Tidak ada lagi waktu yang tersisa lagi untuk aku melanjutkan pekerjaan itu. Terlebih lagi, tak punya alat komunikasi untuk mengabari pengurus TPQ atau pun murid Prifat.
Aku menuju kamar.

GUBRAKKKKKK.....
Pintu kamar aku kunci tak ingin seorangpun masuk dan mengusikku. Saat ini terasa sangat-sangat berat.

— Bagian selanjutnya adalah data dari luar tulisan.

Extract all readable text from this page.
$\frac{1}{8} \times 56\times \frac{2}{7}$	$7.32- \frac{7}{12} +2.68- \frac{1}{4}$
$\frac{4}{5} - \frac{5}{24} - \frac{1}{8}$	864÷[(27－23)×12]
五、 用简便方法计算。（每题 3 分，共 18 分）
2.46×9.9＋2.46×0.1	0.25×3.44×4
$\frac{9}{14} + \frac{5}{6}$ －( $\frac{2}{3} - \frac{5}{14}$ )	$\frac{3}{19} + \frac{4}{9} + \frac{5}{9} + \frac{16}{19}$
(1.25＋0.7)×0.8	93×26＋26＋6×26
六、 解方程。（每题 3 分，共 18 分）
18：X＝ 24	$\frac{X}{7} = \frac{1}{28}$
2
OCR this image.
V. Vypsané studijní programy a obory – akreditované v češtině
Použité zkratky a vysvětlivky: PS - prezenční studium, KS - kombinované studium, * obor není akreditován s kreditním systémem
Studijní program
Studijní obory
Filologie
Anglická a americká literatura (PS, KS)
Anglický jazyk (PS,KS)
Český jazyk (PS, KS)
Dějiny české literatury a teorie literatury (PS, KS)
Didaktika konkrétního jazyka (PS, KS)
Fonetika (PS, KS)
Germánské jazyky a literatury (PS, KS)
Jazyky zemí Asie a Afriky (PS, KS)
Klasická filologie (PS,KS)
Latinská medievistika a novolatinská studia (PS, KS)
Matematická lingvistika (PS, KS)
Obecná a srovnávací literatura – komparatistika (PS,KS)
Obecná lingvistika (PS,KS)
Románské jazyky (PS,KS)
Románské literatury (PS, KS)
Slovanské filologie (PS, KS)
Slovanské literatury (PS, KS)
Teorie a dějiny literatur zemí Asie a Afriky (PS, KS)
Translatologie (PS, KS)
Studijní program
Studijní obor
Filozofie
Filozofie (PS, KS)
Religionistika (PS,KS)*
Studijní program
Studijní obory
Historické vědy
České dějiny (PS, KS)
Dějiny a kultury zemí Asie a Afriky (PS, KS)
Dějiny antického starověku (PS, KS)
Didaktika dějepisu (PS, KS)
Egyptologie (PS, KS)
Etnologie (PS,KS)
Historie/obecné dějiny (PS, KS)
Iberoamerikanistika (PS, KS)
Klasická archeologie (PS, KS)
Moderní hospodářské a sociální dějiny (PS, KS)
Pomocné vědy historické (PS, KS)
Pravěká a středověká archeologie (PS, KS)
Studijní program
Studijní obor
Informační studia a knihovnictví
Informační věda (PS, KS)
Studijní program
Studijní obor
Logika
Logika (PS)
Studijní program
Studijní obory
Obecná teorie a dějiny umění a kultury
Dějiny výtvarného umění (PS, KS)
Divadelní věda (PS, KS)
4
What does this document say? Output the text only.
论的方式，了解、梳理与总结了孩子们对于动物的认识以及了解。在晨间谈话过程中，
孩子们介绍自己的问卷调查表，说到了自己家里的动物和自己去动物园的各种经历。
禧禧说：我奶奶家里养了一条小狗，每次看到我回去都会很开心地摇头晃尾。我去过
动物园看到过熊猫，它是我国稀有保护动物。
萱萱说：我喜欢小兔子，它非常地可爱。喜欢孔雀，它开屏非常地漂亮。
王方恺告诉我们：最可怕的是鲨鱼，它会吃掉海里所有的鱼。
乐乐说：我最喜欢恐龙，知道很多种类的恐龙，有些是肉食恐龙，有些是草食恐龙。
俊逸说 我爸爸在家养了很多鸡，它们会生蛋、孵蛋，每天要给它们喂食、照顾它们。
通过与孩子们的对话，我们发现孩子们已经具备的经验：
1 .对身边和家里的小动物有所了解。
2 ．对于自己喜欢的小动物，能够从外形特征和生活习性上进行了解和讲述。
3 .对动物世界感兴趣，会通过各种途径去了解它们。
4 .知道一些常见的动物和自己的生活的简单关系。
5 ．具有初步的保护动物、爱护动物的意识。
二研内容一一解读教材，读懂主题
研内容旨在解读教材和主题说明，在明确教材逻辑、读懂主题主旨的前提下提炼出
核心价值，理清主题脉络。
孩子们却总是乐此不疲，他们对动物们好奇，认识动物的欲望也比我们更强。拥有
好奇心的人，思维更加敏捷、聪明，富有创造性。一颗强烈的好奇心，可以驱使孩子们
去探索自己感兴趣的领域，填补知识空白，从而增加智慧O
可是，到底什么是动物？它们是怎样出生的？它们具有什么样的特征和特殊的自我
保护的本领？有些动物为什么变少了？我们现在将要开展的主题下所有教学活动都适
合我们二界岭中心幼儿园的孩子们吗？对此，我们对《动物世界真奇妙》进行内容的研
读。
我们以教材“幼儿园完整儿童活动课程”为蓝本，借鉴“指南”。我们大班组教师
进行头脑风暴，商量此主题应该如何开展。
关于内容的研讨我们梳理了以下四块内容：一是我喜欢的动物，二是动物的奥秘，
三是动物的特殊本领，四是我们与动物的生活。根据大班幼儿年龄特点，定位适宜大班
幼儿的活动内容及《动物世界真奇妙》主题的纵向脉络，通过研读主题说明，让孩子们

"BIN**** KAMU!! NGAK TAU BALAS BUDI. KELAKUAN SAMA KAYA IBUNYA. BELUM JUGA JADI APA-APA SUDAH BALAS TA*. SANA KERJA SEKALIAN JADI LON**** KALAU NGAK MAU DI ATUR!" Hardik tante

Mendengar kata-kata itu hatiku terasa hancur. Jiwaku melayang. Duniaku seakan ingin berhenti.
"Apa salah ibuku Ya Allah, kenapa setiap keburukan dan kesalahan yang aku lakukan selalu saja dia yang meraka jelek kan? Apa yang sebenarnya dosa yang telah Ia lakukan?"
Aku hanya bisa merebahkan badan di tempat tidur, meringkuk dan menangis.

Saat ini aku ingin ada satu saja orang berpihak padaku. Menenangkan, memeluk serta menemaniku hanya itu tidak lebih.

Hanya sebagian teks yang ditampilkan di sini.